Cloud Composer DAG Job

The Cloud Composer DAG job type triggers an Apache Airflow DAG run in a Google Cloud Composer environment via the Airflow REST API (POST /dags/{dag_id}/dagRuns). The DAG is identified by its dag_id — Polysync stores that in the Job's External Id.

This job type is supported on the Google Cloud Composer platform.

Required job fields

  • External Id — the Airflow dag_id.
  • Job TypeCloud Composer DAG (set automatically on import).

Job discovery

GET /dags?limit=100&offset=0&only_active=false against the Composer environment's Airflow web server, paginated via offset / limit. For each DAG, GET /dags/{dag_id}/details is followed to import the declared params schema (with type information).

Parameter handling

Input + Input&Output parameters are passed as Airflow's conf dict on the DAG run:

{
  "dag_run_id": "polysync_<unique>",
  "conf": {
    "<param-1>": <typed-value>,
    "<param-2>": <typed-value>
  }
}
Direction Sent in conf Updated from response
Input
Output (not supported)
Input&Output (not supported)

Values are typed via the Polysync Data Type and serialized as JSON tokens (string, int, bool, JSON object, JSON array). The DAG receives them in dag_run.conf (Airflow 2.x).

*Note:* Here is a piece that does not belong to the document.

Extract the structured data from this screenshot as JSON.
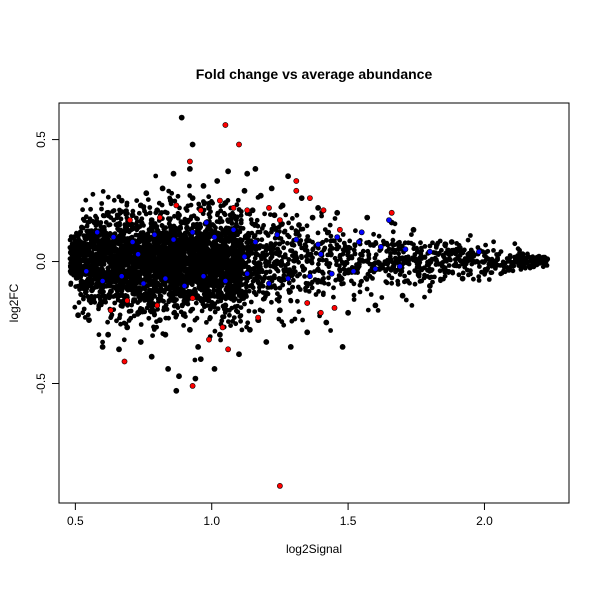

Output parameters are not supported. Airflow surfaces the conf dict back on the run status response unchanged. Persist DAG outputs to GCS / BigQuery / XCom and read them from a downstream Task.

Execution flow

  1. Polysync POSTs the body above to POST /dags/{dag_id}/dagRuns. The composite RunId is the dag_run_id.

  2. Status is polled via GET /dags/{dag_id}/dagRuns/{dag_run_id} and decoded:

    Airflow state Polysync status
    success Success
    failed / upstream_failed Failed
    running Running
    up_for_retry / up_for_reschedule Running
    queued / scheduled Starting
    (other) Unknown
  3. Cancel is supported via PATCH /dags/{dag_id}/dagRuns/{dag_run_id} with body { "state": "failed" } — Airflow stops scheduling further tasks on the run.

Monitor URL

{airflowWebServerUrl}/dags/{dag_id}/grid?dag_run_id={dag_run_id}

Best practices

  • Declare DAG params with explicit type so the Polysync importer seeds the parameter schema with the correct Data Types.
  • Use Input&Output only when downstream Polysync Tasks need to chain the same value — DAG runs themselves don't update Polysync outputs.
  • For IAP-protected environments, populate the Google IAP Client Id platform attribute so Polysync requests an OIDC token with the matching audience.

Troubleshooting

  • HTTP 404 on execute — the dag_id was deleted or paused. Re-run Get Pipelines to refresh, or unpause the DAG in Airflow.
  • HTTP 401 — IAP authentication failed; verify Google IAP Client Id and the service account has the IAP-secured Web App User role.
  • DAG stuck in queued — Composer scheduler is unhealthy or DAG concurrency limits are blocking. Inspect Airflow's scheduler logs.